For those focused on the macro, the data has been less impressive this week, while service sector activity remained steady. Any hints of a snap election early next year could see the BoE take a breather, though a further tumble in the Pound will certainly not help soften inflation, which would be a bad combination with a fall in consumer confidence should the Tory Party in fact implode with a vote of no confidence.

The Establishment will undoubtedly be licking their lips at such a prospect, with the upper hand over Brexit negotiations likely to fall into the EU’s lap by default, which would be yet another negative for the Pound.

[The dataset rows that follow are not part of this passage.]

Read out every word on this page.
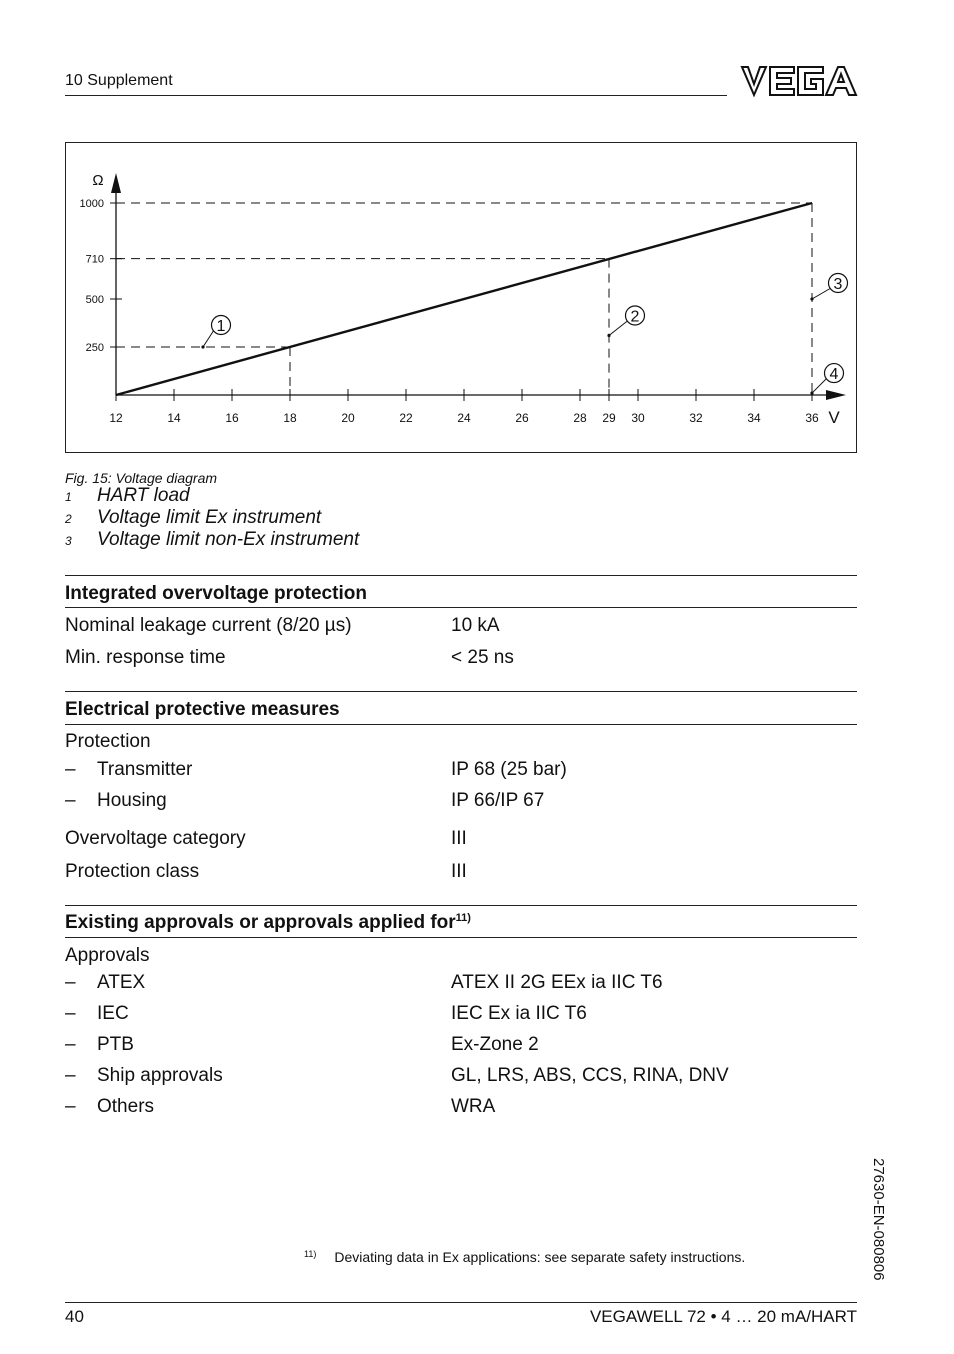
10 Supplement
Ω
V
12	14	16	18	20	22	24	26	28 29 30	32	34	36
250
500
710
1000
1
2
3
4
Fig. 15: Voltage diagram
1 HART load
2 Voltage limit Ex instrument
3 Voltage limit non-Ex instrument
Integrated overvoltage protection
Nominal leakage current (8/20 µs)	10 kA
Min. response time	< 25 ns
Electrical protective measures
Protection
– Transmitter	IP 68 (25 bar)
– Housing	IP 66/IP 67
Overvoltage category	III
Protection class	III
Existing approvals or approvals applied for$^{11)}$
Approvals
– ATEX	ATEX II 2G EEx ia IIC T6
– IEC	IEC Ex ia IIC T6
– PTB	Ex-Zone 2
– Ship approvals	GL, LRS, ABS, CCS, RINA, DNV
– Others	WRA
$^{11)}$ Deviating data in Ex applications: see separate safety instructions.	27630-EN-080806
40	VEGAWELL 72 • 4 … 20 mA/HART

The British Prime Minister will likely have until the end of the year to rally the troops, but following this week’s closing speech, it may be a tall order.

Stats out of the UK this morning were limited to house price data, which were of little interest to the markets, with so much to consider on the political and monetary policy front in the coming weeks.

At the time of writing, the Pound was down a further 0.24% at $1.3087 and even hawkish commentary from BoE Monetary Policy Committee Member Haldane later in the day may not be enough to salvage something from the week.

For the EUR, the ECB’s monetary policy meeting minutes failed to impress, with the resurgence in the Dollar, coupled with political uncertainty in Germany and Spain weighing.

The ECB minutes continued to reflect concerns over EUR strength, so perhaps the latest Dollar rally, will ease some concerns over beginning to taper the asset purchasing program and even more so, should the U.S administration finally be able to deliver on a growth policy before the end of the year.

Macroeconomic data out of the Eurozone is limited to this morning’s Germany factory orders, which are forecasted to rebound from July’s woes, though the EUR will likely to be dictated more from news from Germany and Spain than this morning’s stats, as the markets get ready for today’s U.S labour market figures.

At the time of the report, the Dollar Spot Index was up 0.14% at 94.09, with the EUR 0.09% at $1.1700, with the Dollar likely to be tested ahead of today’s stats, the markets all too wary of the possibility of Hurricanes Harvey and Irma throwing a curve ball.